During WW2, the Kriegsmarine did several operations in Svalbard, such as Operation Haudegen, Knospe, Operation Zitronella and Kreuzritter; and founded several weather stations like Taaget, Nussbaum, Helhus and Landvik. Evidently, they spoke German and were the last German troops to surrender after the Second World War.

Germany still maintains a research stations at Ny-Ålesund.

==Spanish==
The Spanish Empire claimed that Svalbard was a free zone under mare liberum, and several expeditions were done by Non-Basque Spaniards

==Swedish==
Swedish and Norwegian are mutually comprehensible to a considerable degree.

Pyramiden, which later became Soviet, was founded by a Swedish company in 1910.

==Other languages==
At present, the United Kingdom, France, Germany, Italy, Japan, South Korea, China, India, and the Netherlands all maintain research stations at Ny-Ålesund, although not all are inhabited year-round.

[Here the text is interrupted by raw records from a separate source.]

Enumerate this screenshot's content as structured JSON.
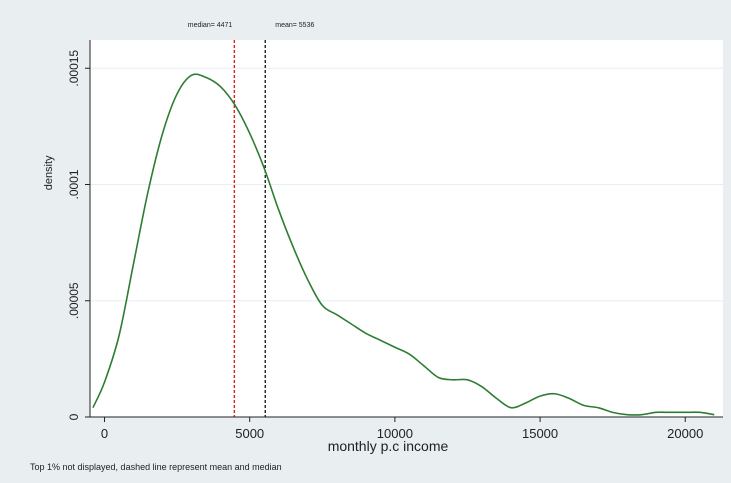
{
  "chart_data": {
    "type": "line",
    "title": "",
    "xlabel": "monthly p.c income",
    "ylabel": "density",
    "xlim": [
      -500,
      21300
    ],
    "ylim": [
      0,
      0.00016
    ],
    "x_ticks": [
      0,
      5000,
      10000,
      15000,
      20000
    ],
    "x_tick_labels": [
      "0",
      "5000",
      "10000",
      "15000",
      "20000"
    ],
    "y_ticks": [
      0,
      5e-05,
      0.0001,
      0.00015
    ],
    "y_tick_labels": [
      "0",
      ".00005",
      ".0001",
      ".00015"
    ],
    "grid": "horizontal",
    "line_color": "#2e7d32",
    "series": [
      {
        "x": [
          -400,
          0,
          500,
          1000,
          1500,
          2000,
          2500,
          3000,
          3500,
          4000,
          4500,
          5000,
          5500,
          6000,
          6500,
          7000,
          7500,
          8000,
          8500,
          9000,
          9500,
          10000,
          10500,
          11000,
          11500,
          12000,
          12500,
          13000,
          13500,
          14000,
          14500,
          15000,
          15500,
          16000,
          16500,
          17000,
          17500,
          18000,
          18500,
          19000,
          19500,
          20000,
          20500,
          21000
        ],
        "y": [
          4e-06,
          1.5e-05,
          3.5e-05,
          6.6e-05,
          9.7e-05,
          0.000122,
          0.000139,
          0.000147,
          0.000146,
          0.000142,
          0.000134,
          0.000122,
          0.000107,
          8.9e-05,
          7.3e-05,
          5.9e-05,
          4.8e-05,
          4.4e-05,
          4e-05,
          3.6e-05,
          3.3e-05,
          3e-05,
          2.7e-05,
          2.2e-05,
          1.7e-05,
          1.6e-05,
          1.6e-05,
          1.3e-05,
          8e-06,
          4e-06,
          6e-06,
          9e-06,
          1e-05,
          8e-06,
          5e-06,
          4e-06,
          2e-06,
          1e-06,
          1e-06,
          2e-06,
          2e-06,
          2e-06,
          2e-06,
          1e-06
        ]
      }
    ],
    "reference_lines": [
      {
        "label": "median= 4471",
        "x": 4471,
        "color": "#e02020"
      },
      {
        "label": "mean= 5536",
        "x": 5536,
        "color": "#222222"
      }
    ],
    "note": "Top 1% not displayed, dashed line represent mean and median"
  }
}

France and Germany do not have independent bases as they share the same AWIPEV Research Base.

==Former and extinct languages==
The history of Russenorsk or Russonorsk (Norwegian for "Russo-Norwegian") is mainly limited to the 18th and 19th centuries. The Russian Revolution of 1917 brought about an end to its use; it is reported that the last Norwegian–Russian trade occurred in 1923, marking the last use of Russenorsk.

Russenorsk was a pidgin language combining elements of Russian and Norwegian, created by traders and whalers from northern Norway and the Russian Kola Peninsula. Another name for the language was Moja på tvoja that parodied a perverted Russian phrase, meaning something like "I can speak in your language" (from the Russian words моя (moya) "my", по (po) here used to mean "in" твоя (tvoya) "your").